M. Jay Allison (Chairman and CEO)

Can you ask that again?

Paul Diamond (Equity Research Analyst)

Sure. Of the 2024 operational plan, so in the first quarter, there were four of those Bossier wells, shorter laterals required to hold the acreage. How much of that should we expect to,

Daniel S. Harrison (COO)

There's no more. So, yeah. I'll tell you. So interestingly enough, we do have some additional sections that will come up. We've actually got a, we're actually gonna drill one of these, horseshoe wells later this year. I'll go ahead and kind of tell you that. That's kind of something that we're looking forward to trying, but, we don't have many of the, we don't have many of these isolated sections left where we'll have any of those issues.

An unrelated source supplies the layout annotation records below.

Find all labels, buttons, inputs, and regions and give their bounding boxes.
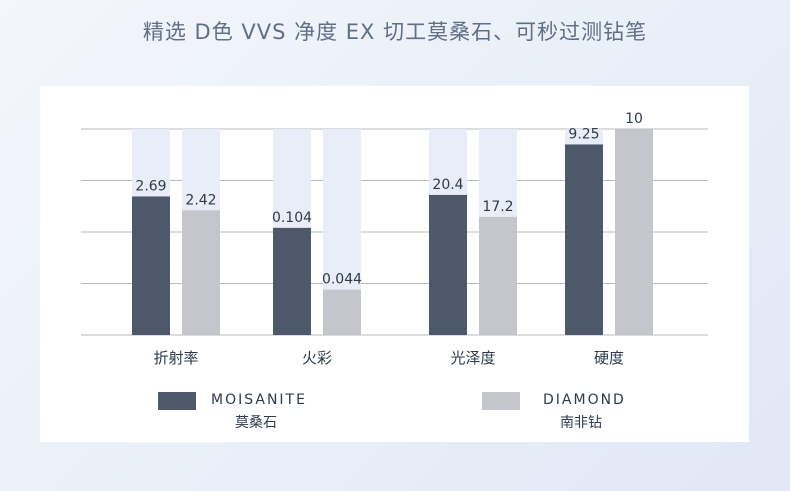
page-title: 精选 D色 VVS 净度 EX 切工莫桑石、可秒过测钻笔 (142, 20, 648, 44)
data-label: 9.25 (568, 126, 599, 142)
bar-diamond (323, 289, 361, 335)
data-label: 0.044 (322, 272, 362, 288)
legend-item-diamond: DIAMOND 南非钻 (482, 392, 682, 436)
bar-moissanite (132, 196, 170, 335)
legend-item-moissanite: MOISANITE 莫桑石 (158, 392, 358, 436)
bar-diamond (479, 216, 517, 335)
bar-moissanite (565, 144, 603, 335)
legend-label-en: MOISANITE (211, 392, 307, 408)
category-label: 硬度 (594, 349, 624, 367)
data-label: 10 (625, 111, 643, 127)
category-label: 光泽度 (450, 349, 495, 367)
bar-diamond (615, 129, 653, 335)
bar-diamond (182, 210, 220, 335)
legend-swatch-diamond (482, 392, 520, 410)
bar-chart: 2.69 2.42 折射率 0.104 0.044 火彩 20.4 17.2 光泽度 9.25 10… (81, 111, 708, 367)
category-label: 火彩 (302, 349, 332, 367)
legend-label-cn: 莫桑石 (235, 415, 277, 431)
legend-label-cn: 南非钻 (560, 415, 602, 431)
data-label: 0.104 (272, 210, 312, 226)
data-label: 20.4 (432, 177, 463, 193)
data-label: 17.2 (482, 199, 513, 215)
legend-swatch-moissanite (158, 392, 196, 410)
category-label: 折射率 (153, 349, 198, 367)
chart-card: 2.69 2.42 折射率 0.104 0.044 火彩 20.4 17.2 光泽度 9.25 10… (40, 86, 749, 442)
bar-moissanite (273, 227, 311, 335)
legend-label-en: DIAMOND (543, 392, 626, 408)
data-label: 2.42 (185, 192, 216, 208)
data-label: 2.69 (135, 178, 166, 194)
bar-moissanite (429, 194, 467, 335)
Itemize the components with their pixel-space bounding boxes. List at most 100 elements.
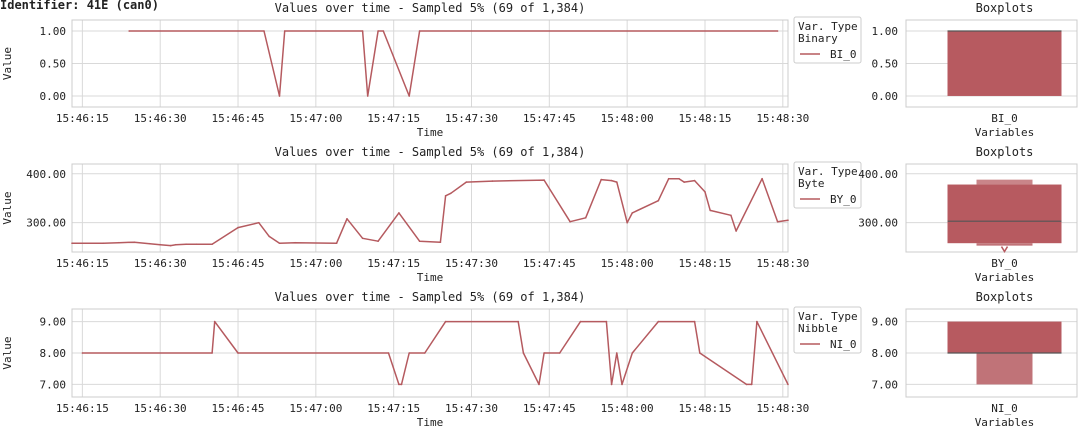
ni-data-point	[444, 320, 447, 323]
bi-yaxis-label: Value	[1, 47, 14, 80]
bi-xtick-label: 15:46:30	[134, 112, 187, 125]
ni-data-point	[237, 352, 239, 354]
bi-box-ytick-label: 0.50	[872, 58, 899, 71]
by-data-point	[693, 179, 696, 182]
bi-data-point	[408, 95, 411, 97]
by-ytick-label: 300.00	[26, 217, 66, 230]
bi-data-point	[377, 30, 379, 32]
by-xtick-label: 15:47:00	[289, 257, 342, 270]
ni-data-point	[543, 352, 545, 354]
by-xtick-label: 15:46:45	[212, 257, 265, 270]
by-xtick-label: 15:46:30	[134, 257, 187, 270]
ni-data-point	[657, 320, 660, 323]
by-data-point	[678, 177, 680, 180]
by-xtick-label: 15:47:30	[445, 257, 498, 270]
ni-xtick-label: 15:46:30	[134, 402, 187, 415]
by-data-point	[776, 220, 779, 223]
bi-legend-title: Var. Type	[798, 20, 858, 33]
by-xtick-label: 15:47:45	[523, 257, 576, 270]
ni-box-xaxis-label: Variables	[975, 416, 1035, 429]
bi-xtick-label: 15:47:45	[523, 112, 576, 125]
bi-xtick-label: 15:47:00	[289, 112, 342, 125]
by-data-point	[667, 177, 670, 180]
by-data-point	[71, 242, 73, 244]
bi-box-title: Boxplots	[976, 1, 1034, 15]
ni-line-title: Values over time - Sampled 5% (69 of 1,3…	[275, 290, 586, 304]
bi-data-point	[382, 30, 385, 32]
bi-xtick-label: 15:47:15	[367, 112, 420, 125]
by-yaxis-label: Value	[1, 191, 14, 224]
bi-box-xaxis-label: Variables	[975, 126, 1035, 139]
by-data-point	[569, 220, 571, 223]
ni-xaxis-label: Time	[417, 416, 444, 429]
ni-data-point	[398, 383, 400, 386]
by-data-point	[278, 242, 281, 244]
by-xtick-label: 15:48:00	[601, 257, 654, 270]
by-data-point	[616, 181, 618, 183]
identifier-label: Identifier: 41E (can0)	[0, 0, 159, 12]
by-data-point	[149, 242, 151, 245]
by-box-body	[947, 184, 1062, 244]
ni-data-point	[81, 352, 84, 354]
ni-xtick-label: 15:47:00	[289, 402, 342, 415]
bi-box-frame	[905, 19, 1078, 108]
ni-data-point	[517, 320, 519, 323]
by-xtick-label: 15:48:15	[678, 257, 731, 270]
bi-ytick-label: 0.50	[40, 58, 67, 71]
by-data-point	[398, 212, 400, 214]
ni-box-category: NI_0	[991, 402, 1018, 415]
by-box-ytick-label: 400.00	[858, 168, 898, 181]
bi-ytick-label: 0.00	[40, 90, 67, 103]
by-data-point	[346, 218, 348, 220]
bi-xtick-label: 15:47:30	[445, 112, 498, 125]
by-legend-entry: BY_0	[830, 193, 857, 206]
by-data-point	[626, 221, 628, 224]
by-legend-subtitle: Byte	[798, 177, 825, 190]
bi-box-ytick-label: 0.00	[872, 90, 899, 103]
by-box-ytick-label: 300.00	[858, 217, 898, 230]
by-xtick-label: 15:48:30	[756, 257, 809, 270]
ni-box-lower	[976, 353, 1033, 385]
by-data-point	[709, 209, 711, 212]
ni-yaxis-label: Value	[1, 336, 14, 369]
ni-xtick-label: 15:46:45	[212, 402, 265, 415]
by-data-point	[195, 243, 198, 245]
ni-data-point	[631, 352, 634, 354]
ni-data-point	[605, 320, 608, 323]
by-data-point	[704, 191, 706, 193]
ni-box-ytick-label: 9.00	[872, 316, 899, 329]
by-box-frame	[905, 163, 1078, 253]
by-data-point	[418, 240, 421, 242]
by-xtick-label: 15:46:15	[56, 257, 109, 270]
by-data-point	[543, 179, 545, 181]
bi-xtick-label: 15:48:30	[756, 112, 809, 125]
by-data-point	[237, 226, 239, 229]
bi-xtick-label: 15:48:15	[678, 112, 731, 125]
ni-box-frame	[905, 308, 1078, 398]
by-data-point	[465, 181, 468, 183]
bi-data-point	[418, 30, 421, 32]
bi-box-body	[947, 31, 1062, 96]
by-box-title: Boxplots	[976, 145, 1034, 159]
ni-box-body	[947, 321, 1062, 353]
bi-data-point	[776, 30, 779, 32]
ni-data-point	[787, 383, 789, 386]
bi-legend-box	[793, 16, 862, 64]
by-ytick-label: 400.00	[26, 168, 66, 181]
by-data-point	[761, 177, 763, 180]
ni-data-point	[424, 352, 426, 354]
bi-legend-entry: BI_0	[830, 48, 857, 61]
by-data-point	[444, 195, 447, 197]
by-box-xaxis-label: Variables	[975, 271, 1035, 284]
ni-data-point	[213, 320, 216, 323]
ni-plot-frame	[71, 308, 789, 398]
ni-ytick-label: 7.00	[40, 378, 67, 391]
bi-box-category: BI_0	[991, 112, 1018, 125]
bi-data-point	[283, 30, 286, 32]
by-box-outlier	[1000, 246, 1009, 254]
ni-data-point	[522, 352, 525, 354]
ni-xtick-label: 15:47:15	[367, 402, 420, 415]
ni-data-point	[699, 352, 701, 354]
bi-data-point	[361, 30, 364, 32]
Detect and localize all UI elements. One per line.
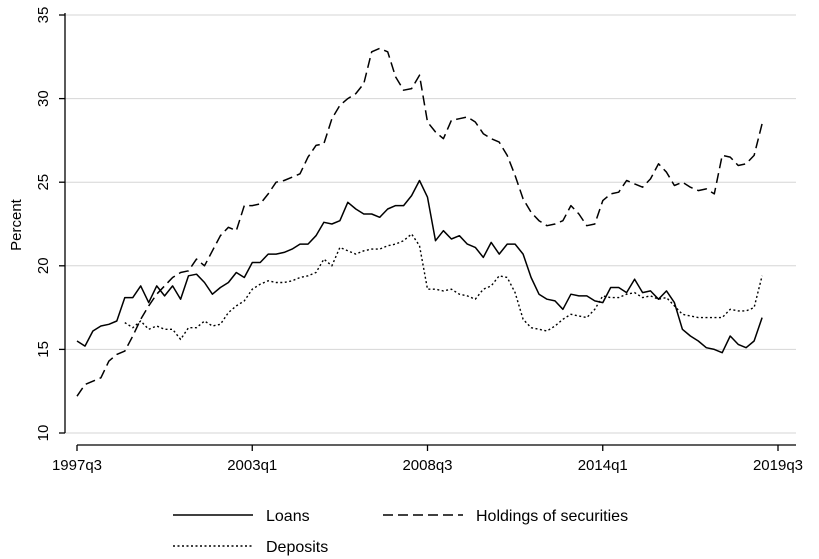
legend-label: Deposits xyxy=(266,539,328,556)
legend-label: Loans xyxy=(266,508,310,525)
x-tick-label: 2014q1 xyxy=(578,457,628,474)
series-line-3 xyxy=(124,233,763,341)
y-tick-label: 35 xyxy=(35,7,52,24)
y-axis-title: Percent xyxy=(8,198,25,251)
x-tick-label: 2003q1 xyxy=(227,457,277,474)
x-tick-label: 2019q3 xyxy=(753,457,803,474)
legend-label: Holdings of securities xyxy=(476,508,628,525)
y-tick-label: 25 xyxy=(35,174,52,191)
series-line-1 xyxy=(76,179,763,354)
plot-area xyxy=(76,47,763,397)
y-tick-label: 20 xyxy=(35,257,52,274)
x-axis: 1997q3 2003q1 2008q3 2014q1 2019q3 xyxy=(52,444,803,474)
legend: Loans Holdings of securities Deposits xyxy=(173,508,628,556)
y-tick-label: 30 xyxy=(35,90,52,107)
x-tick-label: 1997q3 xyxy=(52,457,102,474)
series-line-2 xyxy=(76,47,763,397)
x-tick-label: 2008q3 xyxy=(402,457,452,474)
y-axis: 10 15 20 25 30 35 xyxy=(35,7,66,442)
grid-lines xyxy=(65,14,796,434)
y-tick-label: 10 xyxy=(35,425,52,442)
y-tick-label: 15 xyxy=(35,341,52,358)
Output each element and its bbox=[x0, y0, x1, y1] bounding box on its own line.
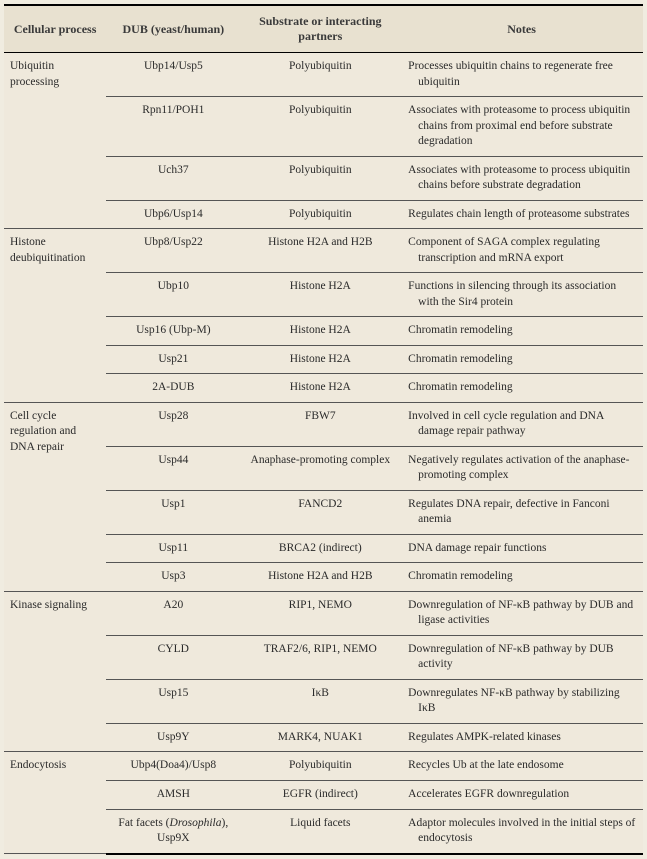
dub-cell: CYLD bbox=[106, 635, 240, 679]
substrate-cell: Histone H2A bbox=[240, 345, 400, 374]
dub-cell: Ubp6/Usp14 bbox=[106, 200, 240, 229]
process-cell: Kinase signaling bbox=[4, 591, 106, 752]
dub-cell: AMSH bbox=[106, 780, 240, 809]
substrate-cell: Polyubiquitin bbox=[240, 156, 400, 200]
notes-cell: Regulates DNA repair, defective in Fanco… bbox=[400, 490, 643, 534]
notes-cell: Associates with proteasome to process ub… bbox=[400, 97, 643, 157]
substrate-cell: Histone H2A and H2B bbox=[240, 229, 400, 273]
notes-cell: Component of SAGA complex regulating tra… bbox=[400, 229, 643, 273]
substrate-cell: FANCD2 bbox=[240, 490, 400, 534]
process-cell: Histone deubiquitination bbox=[4, 229, 106, 403]
notes-cell: Regulates AMPK-related kinases bbox=[400, 723, 643, 752]
notes-cell: Recycles Ub at the late endosome bbox=[400, 752, 643, 781]
notes-cell: Downregulates NF-κB pathway by stabilizi… bbox=[400, 679, 643, 723]
substrate-cell: Histone H2A bbox=[240, 374, 400, 403]
substrate-cell: FBW7 bbox=[240, 402, 400, 446]
substrate-cell: Histone H2A bbox=[240, 317, 400, 346]
table-row: EndocytosisUbp4(Doa4)/Usp8PolyubiquitinR… bbox=[4, 752, 643, 781]
dub-cell: Ubp14/Usp5 bbox=[106, 53, 240, 97]
substrate-cell: Polyubiquitin bbox=[240, 97, 400, 157]
substrate-cell: MARK4, NUAK1 bbox=[240, 723, 400, 752]
header-row: Cellular process DUB (yeast/human) Subst… bbox=[4, 5, 643, 53]
table-row: Kinase signalingA20RIP1, NEMODownregulat… bbox=[4, 591, 643, 635]
dub-cell: Uch37 bbox=[106, 156, 240, 200]
dub-cell: Ubp4(Doa4)/Usp8 bbox=[106, 752, 240, 781]
dub-cell: Usp28 bbox=[106, 402, 240, 446]
substrate-cell: BRCA2 (indirect) bbox=[240, 534, 400, 563]
notes-cell: Functions in silencing through its assoc… bbox=[400, 273, 643, 317]
dub-cell: Usp21 bbox=[106, 345, 240, 374]
substrate-cell: Anaphase-promoting complex bbox=[240, 446, 400, 490]
notes-cell: Negatively regulates activation of the a… bbox=[400, 446, 643, 490]
notes-cell: Downregulation of NF-κB pathway by DUB a… bbox=[400, 591, 643, 635]
substrate-cell: Polyubiquitin bbox=[240, 752, 400, 781]
substrate-cell: RIP1, NEMO bbox=[240, 591, 400, 635]
header-notes: Notes bbox=[400, 5, 643, 53]
dub-cell: Usp1 bbox=[106, 490, 240, 534]
notes-cell: Adaptor molecules involved in the initia… bbox=[400, 809, 643, 854]
dub-cell: A20 bbox=[106, 591, 240, 635]
header-dub: DUB (yeast/human) bbox=[106, 5, 240, 53]
notes-cell: Chromatin remodeling bbox=[400, 317, 643, 346]
substrate-cell: TRAF2/6, RIP1, NEMO bbox=[240, 635, 400, 679]
header-substrate: Substrate or interacting partners bbox=[240, 5, 400, 53]
notes-cell: Associates with proteasome to process ub… bbox=[400, 156, 643, 200]
substrate-cell: Polyubiquitin bbox=[240, 200, 400, 229]
dub-table: Cellular process DUB (yeast/human) Subst… bbox=[4, 4, 643, 855]
notes-cell: Chromatin remodeling bbox=[400, 345, 643, 374]
notes-cell: Downregulation of NF-κB pathway by DUB a… bbox=[400, 635, 643, 679]
dub-cell: Usp11 bbox=[106, 534, 240, 563]
dub-cell: Fat facets (Drosophila), Usp9X bbox=[106, 809, 240, 854]
dub-cell: Usp16 (Ubp-M) bbox=[106, 317, 240, 346]
process-cell: Endocytosis bbox=[4, 752, 106, 854]
dub-cell: Usp3 bbox=[106, 563, 240, 592]
notes-cell: Processes ubiquitin chains to regenerate… bbox=[400, 53, 643, 97]
header-process: Cellular process bbox=[4, 5, 106, 53]
substrate-cell: Polyubiquitin bbox=[240, 53, 400, 97]
notes-cell: Accelerates EGFR downregulation bbox=[400, 780, 643, 809]
substrate-cell: EGFR (indirect) bbox=[240, 780, 400, 809]
substrate-cell: Histone H2A bbox=[240, 273, 400, 317]
dub-cell: 2A-DUB bbox=[106, 374, 240, 403]
dub-cell: Usp9Y bbox=[106, 723, 240, 752]
process-cell: Cell cycle regulation and DNA repair bbox=[4, 402, 106, 591]
notes-cell: DNA damage repair functions bbox=[400, 534, 643, 563]
substrate-cell: Histone H2A and H2B bbox=[240, 563, 400, 592]
dub-cell: Usp15 bbox=[106, 679, 240, 723]
dub-cell: Ubp8/Usp22 bbox=[106, 229, 240, 273]
notes-cell: Regulates chain length of proteasome sub… bbox=[400, 200, 643, 229]
substrate-cell: Liquid facets bbox=[240, 809, 400, 854]
notes-cell: Chromatin remodeling bbox=[400, 563, 643, 592]
table-row: Cell cycle regulation and DNA repairUsp2… bbox=[4, 402, 643, 446]
substrate-cell: IκB bbox=[240, 679, 400, 723]
table-row: Histone deubiquitinationUbp8/Usp22Histon… bbox=[4, 229, 643, 273]
notes-cell: Involved in cell cycle regulation and DN… bbox=[400, 402, 643, 446]
notes-cell: Chromatin remodeling bbox=[400, 374, 643, 403]
dub-cell: Usp44 bbox=[106, 446, 240, 490]
table-row: Ubiquitin processingUbp14/Usp5Polyubiqui… bbox=[4, 53, 643, 97]
table-body: Ubiquitin processingUbp14/Usp5Polyubiqui… bbox=[4, 53, 643, 854]
dub-cell: Rpn11/POH1 bbox=[106, 97, 240, 157]
process-cell: Ubiquitin processing bbox=[4, 53, 106, 229]
dub-cell: Ubp10 bbox=[106, 273, 240, 317]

M. Jay Allison (Chairman and CEO)

Yeah, and I think the key to that is, if you don't think they're valuable, you don't drill them. And we think they're valuable enough to drill them. So even if they're shorter, I mean, they're very economic.

Roland O. Burns (President and CFO)

We're excited about the horseshoe design, and it could eliminate the stranded shorties, as we like to call them. The 5,000-foot lateral wells, it has the potential to allow you to eliminate those and turn it into a horseshoe well and have a long lateral well on one section. So that's, that'll be kind of an exciting thing to do here later in the year.

Paul Diamond (Equity Research Analyst)

Understood. Thanks for the clarity.

Roland O. Burns (President and CFO)

'Cause we do believe that shorter laterals in the basin, Haynesville are definitely our lowest return projects, just because of the so much cost into the well and the reserves you recover with only the shorter lateral. So that, so the ability to eliminate a lot of those out of our inventory and turn them into long is, it will be very enhancing.

Paul Diamond (Equity Research Analyst)

Much appreciated.

Operator (participant)

Thank you. I'm showing no further questions at this time. I'd now like to turn it back to Jay Allison for closing remarks.

M. Jay Allison (Chairman and CEO)

Hey, perfect. Again, I know everybody's time is valuable, and we thank you for sharing your time with us. Comstock, we do recognize the growing need for natural gas around the world. I mean, our long-term goal, as we've said over and over and over, is to be a significant supplier to the growing LNG market that's developing really several hundred miles from our Haynesville Shale operations, including our Western Haynesville area. So, we're gonna be good stewards with your money. We want to thank the bondholders, we want to thank our banks that support us, we want to thank the Joneses that support us, and the other stakeholders, and the service companies. Everybody over the last 100 days has kind of teamed up and has helped Comstock, so we're thankful for that. Thank you for your time.

Operator (participant)

Thank you for your participation in today's conference. This concludes the program. You may now disconnect.